バレー・フリー・ルールは、ネットワーク間のビジネス関係に基づき、ルートの伝播方式を定義するものであり、これが破られると、トラフィックは処理能力のないネットワークや、不安定な経路に引き寄せられ、今回のインシデントのような結果をもたらす。
この種のインシデントは、主として可用性の問題を引き起こすが、セキュリティ面での側面も持つ。BGP ハイジャック事案では、非正規の第三者がトラフィックを傍受/解析する可能性が生じるためである。
Cloudflare の説明によると、このルート・リークの根本原因は、マイアミからボゴタの IPv6 プレフィックスをアドバタイズしないようにする目的で実施された、ポリシー変更に起因するとのことだ。
特定のプレフィックス・リストを削除したことで、エクスポート・ポリシーが過度に許容的となり、ルート・タイプの内部マッチ条件が、すべての内部 (iBGP) IPv6 ルートを受け入れ、それらを外部へエクスポートする状態となった。
Cloudflare は、「その結果、Cloudflare がバックボーン全体で内部的に再配布しているすべての IPv6 プレフィックスが、このポリシーにより受け入れられ、マイアミにおけるすべての BGP ネイバーへアドバタイズされた」と説明している。
この問題が発生した直後に異常を検知した Cloudflare は、エンジニアが手作業でコンフィグを元に戻して、自動化処理を一時停止したが、25 分の停止を引き起こした。その後に、問題を引き起こしたコード変更は取り消され、自動化は安全に再有効化された。

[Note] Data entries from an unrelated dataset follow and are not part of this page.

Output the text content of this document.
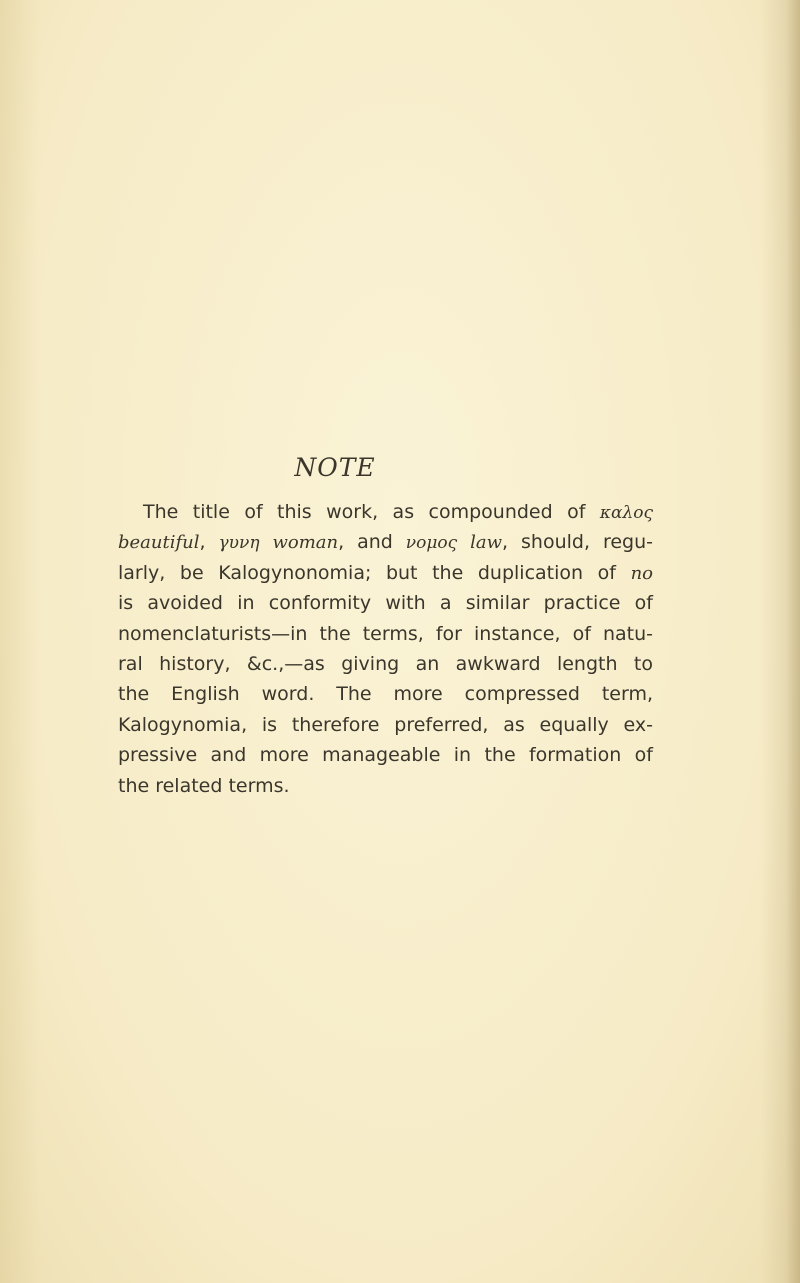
NOTE
The title of this work, as compounded of καλος
beautiful, γυνη woman, and νομος law, should, regu-
larly, be Kalogynonomia; but the duplication of no
is avoided in conformity with a similar practice of
nomenclaturists—in the terms, for instance, of natu-
ral history, &c.,—as giving an awkward length to
the English word. The more compressed term,
Kalogynomia, is therefore preferred, as equally ex-
pressive and more manageable in the formation of
the related terms.
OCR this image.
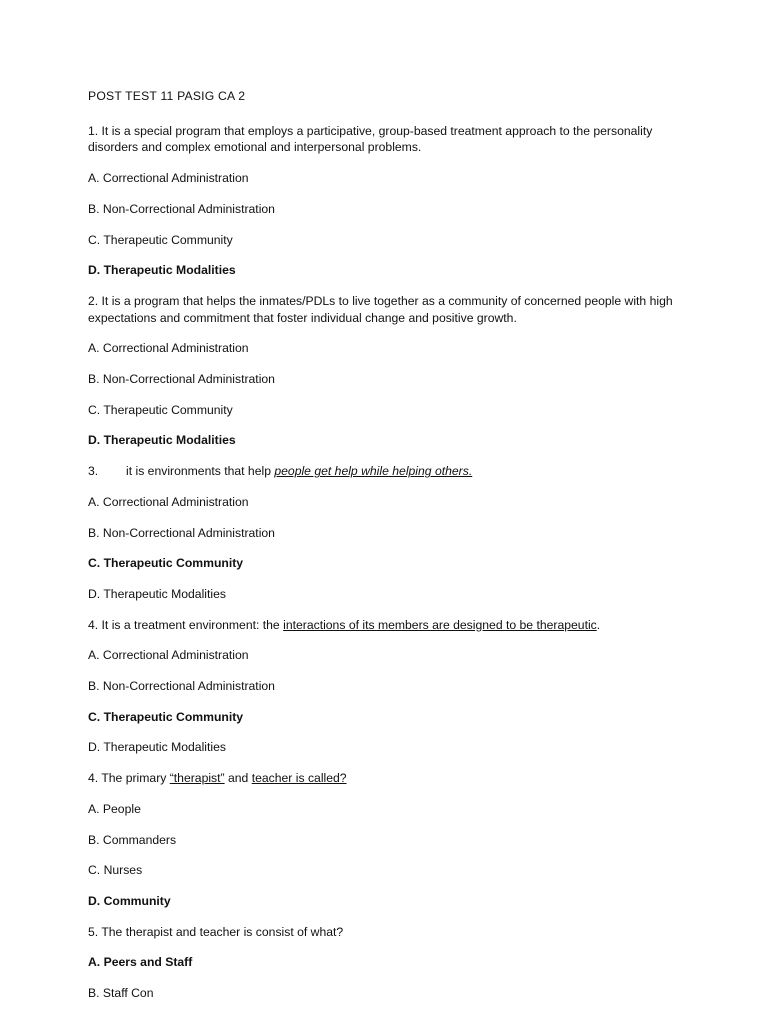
POST TEST 11 PASIG CA 2

1. It is a special program that employs a participative, group-based treatment approach to the personality disorders and complex emotional and interpersonal problems.

A. Correctional Administration

B. Non-Correctional Administration

C. Therapeutic Community

D. Therapeutic Modalities

2. It is a program that helps the inmates/PDLs to live together as a community of concerned people with high expectations and commitment that foster individual change and positive growth.

A. Correctional Administration

B. Non-Correctional Administration

C. Therapeutic Community

D. Therapeutic Modalities

3. it is environments that help people get help while helping others.

A. Correctional Administration

B. Non-Correctional Administration

C. Therapeutic Community

D. Therapeutic Modalities

4. It is a treatment environment: the interactions of its members are designed to be therapeutic.

A. Correctional Administration

B. Non-Correctional Administration

C. Therapeutic Community

D. Therapeutic Modalities

4. The primary “therapist” and teacher is called?

A. People

B. Commanders

C. Nurses

D. Community

5. The therapist and teacher is consist of what?

A. Peers and Staff

B. Staff Con
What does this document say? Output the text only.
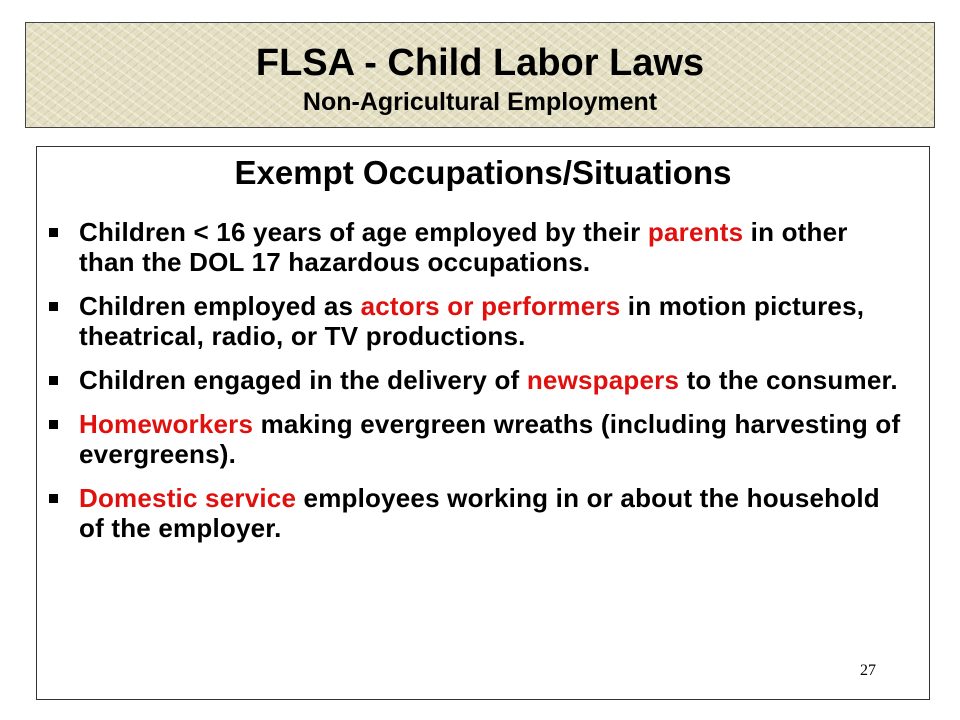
FLSA - Child Labor Laws
Non-Agricultural Employment
Exempt Occupations/Situations
Children < 16 years of age employed by their parents in other than the DOL 17 hazardous occupations.
Children employed as actors or performers in motion pictures, theatrical, radio, or TV productions.
Children engaged in the delivery of newspapers to the consumer.
Homeworkers making evergreen wreaths (including harvesting of evergreens).
Domestic service employees working in or about the household of the employer.
27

今回のインシデントが、2020年7月のインシデントと非常に類似していると、同社は述べており、将来的な再発防止策も提示している。
提案された対策には、コミュニティ・ベースの厳格なエクスポート保護の追加/ポリシー・エラーに対する CI/CD チェック/早期検知の改善/RFC 9234 の検証/RPKI ASPA の採用などが含まれている。
Cloudflare が明らかにしたのは、ミスコンフィグに起因する BGP ルート・リークが発生し、約 12 Gbps もの IPv6 トラフィックが影響を受けたことです。このインシデントの原因は、ルーターのポリシー変更時に特定の制限 (プレフィックスリスト) を削除したことで、本来は外部に流すべきではない内部の通信経路情報が、他のネットワーク事業者へと誤って一斉に通知されてしまったことにあります。
Border Gateway Protocol (BGP) は、インターネット上の巨大なネットワーク (AS:自律システム) 同士を繋ぐ地図のような役割を果たしています。通常、ネットワーク間には “バレー・フリー” と呼ばれるルールがあり、他社から預かったデータを無関係な第三者へ勝手に転送してはいけないことになっています。しかし、今回のミスにより、Cloudflare が意図せずに “中継地点” として名乗りを上げてしまったことで、膨大なトラフィックが処理能力を超えてマイアミの拠点に集中し、激しい混雑やデータの破棄が発生しました。